Observability and Telecommunications Network Management [Part 1]

Observability January 15, 2024 William Cappelli

The border between the management of telecommunications networks and the services that they support and the management of IT infrastructures and the applications that they support has always been a porous one. One might say that they are like two dialects of the same language rather than different languages. Nonetheless, these areas, whether characterised by technology or practice, are different and have, for the most part, been served by different vendors and products. This difference has persisted even in the wake of the profound digitalisation of telecommunications networks that has been going since the year 2000 and, although from time to time, gestures towards convergence are made, they have all eventually been withdrawn.

The management of IT infrastructure and applications has, however, undergone a major revolution over the last 7 years with the abandonment of the old four-part monitoring design plan based on sampling, event records, batch processing, and pre-defined models in favour of design plans inspired by the concept of Observability lifted from Optimal Control Theory. These design plans dictate that a monitoring technology should eschew sampling, provide direct access to system telemetry in the form of metrics, traces, and logs, and surface data-driven patterns in real-time utilising machine learning-generated algorithms and other AI techniques. This revolution, one may recall, is itself the result of a radical change in the underlying IT infrastructure and application architecture, a change that rendered that old design plan obsolete.

So, it can be asked, have telecommunications networks undergone a parallel change and does that parallel change require a parallel revolution in network management? Let’s quickly review the nature of the architectural change on the IT side of the picture and then see whether or not telecommunications networks have seen anything similar. On the IT side, the change may be characterised on two levels:

The first level is that of the systems themselves. Systems, whether characterised as infrastructure or application, have become orders of magnitude more modular, distributed, dynamic, and ephemeral.
The second level is that of the data generated by these systems which is then captured by monitoring technology and used as a basis for determining what is taking place within the digital environment. The data itself has increased (and continues to increase) by orders of magnitude, as has its noise level, its dimensionality (the number of independent attributes needed to distinguish one data item from another,) and (once the noise has been eliminated,) the data set’s entropy, i.e., the amount of genuinely new information contributed by each data item in the set.

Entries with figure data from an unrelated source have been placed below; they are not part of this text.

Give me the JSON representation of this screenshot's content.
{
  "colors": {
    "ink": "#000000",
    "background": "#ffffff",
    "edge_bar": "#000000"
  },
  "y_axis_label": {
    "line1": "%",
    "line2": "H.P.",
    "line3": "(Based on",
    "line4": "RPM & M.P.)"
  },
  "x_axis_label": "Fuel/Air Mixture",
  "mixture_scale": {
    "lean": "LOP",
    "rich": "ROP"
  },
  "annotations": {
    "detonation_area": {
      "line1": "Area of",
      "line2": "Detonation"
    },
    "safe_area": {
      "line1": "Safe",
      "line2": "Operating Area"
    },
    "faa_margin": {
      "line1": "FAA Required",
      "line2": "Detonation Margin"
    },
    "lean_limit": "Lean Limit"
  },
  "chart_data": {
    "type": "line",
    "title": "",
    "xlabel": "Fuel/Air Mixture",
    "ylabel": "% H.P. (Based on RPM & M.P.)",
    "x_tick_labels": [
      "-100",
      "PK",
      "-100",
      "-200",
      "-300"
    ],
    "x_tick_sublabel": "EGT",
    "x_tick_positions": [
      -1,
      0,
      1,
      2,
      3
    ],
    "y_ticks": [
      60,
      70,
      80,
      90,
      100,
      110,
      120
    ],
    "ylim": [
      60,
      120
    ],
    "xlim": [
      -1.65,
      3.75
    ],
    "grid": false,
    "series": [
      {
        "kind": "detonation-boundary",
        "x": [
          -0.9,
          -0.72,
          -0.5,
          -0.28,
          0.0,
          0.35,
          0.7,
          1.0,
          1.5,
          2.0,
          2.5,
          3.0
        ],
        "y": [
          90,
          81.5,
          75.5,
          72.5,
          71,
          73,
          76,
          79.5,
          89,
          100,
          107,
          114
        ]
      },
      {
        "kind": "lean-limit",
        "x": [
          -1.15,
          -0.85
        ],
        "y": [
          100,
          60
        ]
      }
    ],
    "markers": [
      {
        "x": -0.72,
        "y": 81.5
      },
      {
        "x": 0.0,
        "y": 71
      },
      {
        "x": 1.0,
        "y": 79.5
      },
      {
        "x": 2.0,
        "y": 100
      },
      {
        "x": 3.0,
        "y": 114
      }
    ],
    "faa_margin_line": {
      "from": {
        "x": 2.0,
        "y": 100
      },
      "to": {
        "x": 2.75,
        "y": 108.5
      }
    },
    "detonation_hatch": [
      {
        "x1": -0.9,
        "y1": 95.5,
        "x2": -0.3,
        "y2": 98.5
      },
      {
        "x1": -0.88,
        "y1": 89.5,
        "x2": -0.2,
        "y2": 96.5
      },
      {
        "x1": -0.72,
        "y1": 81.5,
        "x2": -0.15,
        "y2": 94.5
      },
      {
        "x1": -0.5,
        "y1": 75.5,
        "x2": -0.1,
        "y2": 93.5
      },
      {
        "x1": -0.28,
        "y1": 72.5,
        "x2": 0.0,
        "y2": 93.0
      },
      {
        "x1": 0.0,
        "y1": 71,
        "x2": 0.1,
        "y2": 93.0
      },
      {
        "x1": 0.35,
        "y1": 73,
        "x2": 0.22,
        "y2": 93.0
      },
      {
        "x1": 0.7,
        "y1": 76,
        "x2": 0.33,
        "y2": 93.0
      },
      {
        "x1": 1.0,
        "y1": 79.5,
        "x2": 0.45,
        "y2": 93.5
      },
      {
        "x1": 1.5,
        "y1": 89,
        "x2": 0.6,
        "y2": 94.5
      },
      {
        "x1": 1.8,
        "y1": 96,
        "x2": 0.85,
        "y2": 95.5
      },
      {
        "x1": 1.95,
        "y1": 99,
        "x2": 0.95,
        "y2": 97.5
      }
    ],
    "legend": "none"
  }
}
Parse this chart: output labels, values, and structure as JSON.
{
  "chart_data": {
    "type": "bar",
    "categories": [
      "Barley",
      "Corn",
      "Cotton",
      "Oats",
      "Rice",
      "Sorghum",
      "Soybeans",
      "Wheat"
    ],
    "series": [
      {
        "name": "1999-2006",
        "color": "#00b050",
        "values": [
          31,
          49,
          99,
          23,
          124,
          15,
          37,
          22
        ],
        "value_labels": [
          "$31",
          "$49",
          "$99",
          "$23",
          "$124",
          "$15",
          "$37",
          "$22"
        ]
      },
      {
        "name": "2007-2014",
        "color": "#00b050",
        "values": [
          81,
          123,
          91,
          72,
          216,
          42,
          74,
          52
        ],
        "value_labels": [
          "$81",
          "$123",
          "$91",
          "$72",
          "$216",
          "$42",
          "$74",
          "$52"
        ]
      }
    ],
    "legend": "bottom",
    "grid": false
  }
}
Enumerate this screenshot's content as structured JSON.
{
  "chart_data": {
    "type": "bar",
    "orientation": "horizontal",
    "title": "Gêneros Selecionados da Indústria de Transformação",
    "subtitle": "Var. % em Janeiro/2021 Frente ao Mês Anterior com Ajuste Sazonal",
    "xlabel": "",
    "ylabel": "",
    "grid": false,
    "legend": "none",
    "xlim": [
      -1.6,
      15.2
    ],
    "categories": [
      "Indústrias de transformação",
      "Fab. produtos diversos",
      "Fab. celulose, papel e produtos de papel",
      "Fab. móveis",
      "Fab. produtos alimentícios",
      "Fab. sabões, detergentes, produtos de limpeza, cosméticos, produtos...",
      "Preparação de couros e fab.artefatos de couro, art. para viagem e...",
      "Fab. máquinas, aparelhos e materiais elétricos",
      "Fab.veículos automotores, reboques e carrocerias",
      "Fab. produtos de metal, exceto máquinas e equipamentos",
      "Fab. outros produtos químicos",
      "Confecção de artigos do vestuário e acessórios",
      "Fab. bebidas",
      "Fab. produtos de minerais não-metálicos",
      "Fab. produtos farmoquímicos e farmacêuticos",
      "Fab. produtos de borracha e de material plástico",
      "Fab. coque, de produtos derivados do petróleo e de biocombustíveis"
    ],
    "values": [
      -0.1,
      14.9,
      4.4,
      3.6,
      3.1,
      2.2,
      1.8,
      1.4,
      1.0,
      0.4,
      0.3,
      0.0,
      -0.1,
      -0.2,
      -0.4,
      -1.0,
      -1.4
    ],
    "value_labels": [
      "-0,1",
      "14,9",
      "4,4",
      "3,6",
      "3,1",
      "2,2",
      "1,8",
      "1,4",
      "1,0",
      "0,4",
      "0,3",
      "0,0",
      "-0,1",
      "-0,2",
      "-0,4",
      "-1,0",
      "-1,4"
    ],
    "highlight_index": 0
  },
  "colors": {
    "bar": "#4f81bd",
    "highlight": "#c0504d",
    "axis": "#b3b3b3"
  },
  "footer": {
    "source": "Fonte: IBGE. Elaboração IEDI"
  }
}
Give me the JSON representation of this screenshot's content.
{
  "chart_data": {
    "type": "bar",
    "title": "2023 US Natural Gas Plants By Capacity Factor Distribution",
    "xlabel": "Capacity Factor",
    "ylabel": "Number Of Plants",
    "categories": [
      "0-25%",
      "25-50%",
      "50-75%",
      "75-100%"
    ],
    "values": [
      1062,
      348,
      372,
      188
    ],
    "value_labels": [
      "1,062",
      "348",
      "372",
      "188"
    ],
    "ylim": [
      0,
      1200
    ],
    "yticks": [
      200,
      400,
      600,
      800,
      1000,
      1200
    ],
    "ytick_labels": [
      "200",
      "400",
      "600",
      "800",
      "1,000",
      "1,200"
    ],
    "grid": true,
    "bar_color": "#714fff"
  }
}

Even from this brief description, one can see how a monitoring technology built along the lines of the original four-part design plan would fail utterly in its task to present and analyse the reasons for the flow of state changes in the digital environment.

Telecommunications Transformation

Telecommunications networks have undergone a similar transformation. In fact, in many ways, the transition to packet-switched network technology brought about similar levels of increased modularisation, distribution, dynamism, and ephemerality a decade before the change took place in the world of IT. Despite this, however, there has, to date, been little modification of the technologies and practises associated with network management.

Let us take a look at those technologies and practices and attempt to understand why the telecommunications world has proven to be so conservative. Since the early 1980s, telecommunications network management has been conceptually organised around five domains or dimensions originally articulated by the OSI de jure standard: F ault, C onfiguration, A sset, P erformance, and S ecurity, or FCAPS, for short.

Fault management deals with the discovery and remediation of operational incidents and problems occurring within the network. Faults are generally seen to be the result of discrete events occurring at specific points in time and specific places in the network topology. Hence, the primary aim of fault management is to discover where the events have occurred and to fix what is found in that location so that the fault is no longer present in the network.
Configuration management deals with the placement of network components both absolutely and in relation to one another and in the setting and changing of values of attributes possessed by those components. The idea of location here can have both a physical and a logical significance.
Asset management deals with the financial attributes of the components which have been configured in the network. The idea of financial attribute here is a broad one, including both on-going costs associated with the depreciation and maintenance of a component and with accounting and charging for the contribution of a component to a service provider’s revenue stream.
Performance management deals with ensuring that the services offered over a telecommunications network are behaving as expected and promised according to service level agreements and other internal and external metrics.
Finally, security management, unsurprisingly, deals with ensuring that the network infrastructure is protected against malicious interventions and that unauthorised individuals or organisations cannot access network services.

FCAPS Must Evolve

At a first glance, the FCAPS scheme appears anodyne, a bit of common sense really, imposing no particular constraints on practitioners. A closer look, however, suggests that FCAPS is, in fact, tied to an antiquated view of the communications environment and, at best, requires supplementation if telecommunications network management is to be effective in a digital world.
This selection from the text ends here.